Predictive Analytics: Considering Neural Networks

May 18, 2012 | Chris Baird, Board Member, NCCD

Over the past 20 years, significant advancements have been made in both the presentation of “predictive research results” and the field’s understanding of how these tools can be effectively used to improve decision making in child welfare work.

Over the past 20 years, significant advancements have been made in both the presentation of “predictive research results” and the field’s understanding of how these tools can be effectively used to improve decision making in child welfare work. The National Research Council and one of the country’s premier statisticians, Steven Banks, essentially shifted the debate from that of “predictive accuracy” to probability and introduced the concept of “classification potency.” This concept asserts that the power of a classification system should be judged by distance attained between the outcome rates for each classification category and the base rate for the entire sample AND the relative proportion of cases in each classification category. This direction should be maintained to ensure that analytics are used effectively in human service decision making.

When child welfare directors hear that outcomes can be predicted with 90% accuracy, they are quite naturally impressed and interested. However, the results of what has been accomplished to date with neural networks needs to be put in the proper context before it is touted as a better approach to prediction. Much of the literature on neural networking indicates it may not offer any benefit over other analytical approaches used to develop risk assessment instruments.

For example, a study using data from the third National Incidence Study (NIS III) attempted to predict which cases would meet the “harm standard” when a report of child maltreatment was received. Results from the validation study indicated that predictions could be made with 90% accuracy. Further, the rate of “false positives” was reported as 0.6%. However, when all of this is put in context, it shows that little, if anything, of value was produced for the following reasons:

  1. Establishing that harm occurred is not really a place where prediction can play a role. By the time enough data are collected to populate a predictive model, evidence of harm should be apparent.
  2. The harm standard was met in less than 8% of the cases in the entire sample (the rate of harm for the validation sample was not reported, but since this sub-sample was randomly selected, it can be assumed to be close to 8%). Knowing this, we could “predict” that no case would meet the harm standard and be right 92% of the time.
  3. When the rate of the behavior being predicted is low, analysis of false positives and false negatives can be quite misleading.
  4. We know only that four “false positives” were produced. This is presented as a false positive rate of 0.6%, a rate that was calculated using the number of cases in the validation sample as the denominator. The denominator should be the number of cases predicted to be positives. If only four cases were predicted to meet the harm standard, the rate of false positives was 100%.

Turning attention to the juvenile justice study conducted on cases from Philadelphia brings up a separate issue. In this study, the outcome is a future event (arrest), the base rate is nearly 30%, and the number of cases predicted to be re-arrested is clearly identified, all of which are major improvements over the NIS III study. However, the reported results are well beyond anything produced in other studies—basically that a two-group classification correctly predicted outcomes for 97% of the sample. If true, this is not simply an improvement; it is a quantum leap forward. What is unclear is how such results are possible. The explanation given is that neural network models constantly learn and improve. The questions are: How do NN models learn? Is the source of this “knowledge” additional data, additional cases entering the system? If so, are these models of real use for “gateway” decisions or are they better suited for reassessment and identifying “pathways” that change the risk of failure? In this context, they may be quite useful.

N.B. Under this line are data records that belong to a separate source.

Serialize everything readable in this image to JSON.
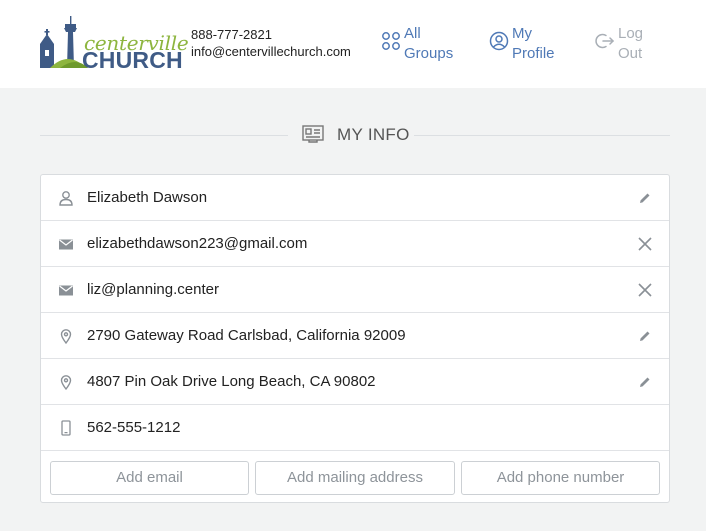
{
  "logo": {
    "word1": "centerville",
    "word2": "CHURCH",
    "icon": "space-needle-church-logo"
  },
  "contact": {
    "phone": "888-777-2821",
    "email": "info@centervillechurch.com"
  },
  "nav": [
    {
      "line1": "All",
      "line2": "Groups",
      "icon": "groups-icon"
    },
    {
      "line1": "My",
      "line2": "Profile",
      "icon": "profile-icon"
    },
    {
      "line1": "Log",
      "line2": "Out",
      "icon": "logout-icon"
    }
  ],
  "section": {
    "title": "MY INFO",
    "icon": "id-card-icon"
  },
  "rows": [
    {
      "text": "Elizabeth Dawson",
      "icon": "person-icon",
      "action": "edit-icon"
    },
    {
      "text": "elizabethdawson223@gmail.com",
      "icon": "envelope-icon",
      "action": "close-icon"
    },
    {
      "text": "liz@planning.center",
      "icon": "envelope-icon",
      "action": "close-icon"
    },
    {
      "text": "2790 Gateway Road Carlsbad, California 92009",
      "icon": "map-pin-icon",
      "action": "edit-icon"
    },
    {
      "text": "4807 Pin Oak Drive Long Beach, CA 90802",
      "icon": "map-pin-icon",
      "action": "edit-icon"
    },
    {
      "text": "562-555-1212",
      "icon": "mobile-phone-icon",
      "action": ""
    }
  ],
  "buttons": {
    "add_email": "Add email",
    "add_mailing": "Add mailing address",
    "add_phone": "Add phone number"
  },
  "colors": {
    "link_blue": "#4f79b6",
    "logo_green": "#8db53f",
    "logo_navy": "#3f5b86",
    "page_bg": "#f2f3f3"
  }
}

While the results are intriguing, there is good reason for skepticism. I know of no field where such results have been produced, let alone human services where data are notoriously unreliable and results need to be predicted well into the future.

There is real danger at the policy level here as well. If decision makers think future behavior can be predicted as this level of accuracy, they will be under tremendous pressure to make important decisions (i.e. who to incarcerate, who to place in foster care) based on these predictions. This suggests the need for a very serious review of NN accuracy.

This is not at all meant to deter continued exploration, but much more is needed before anyone should conclude that neural networks produce better results.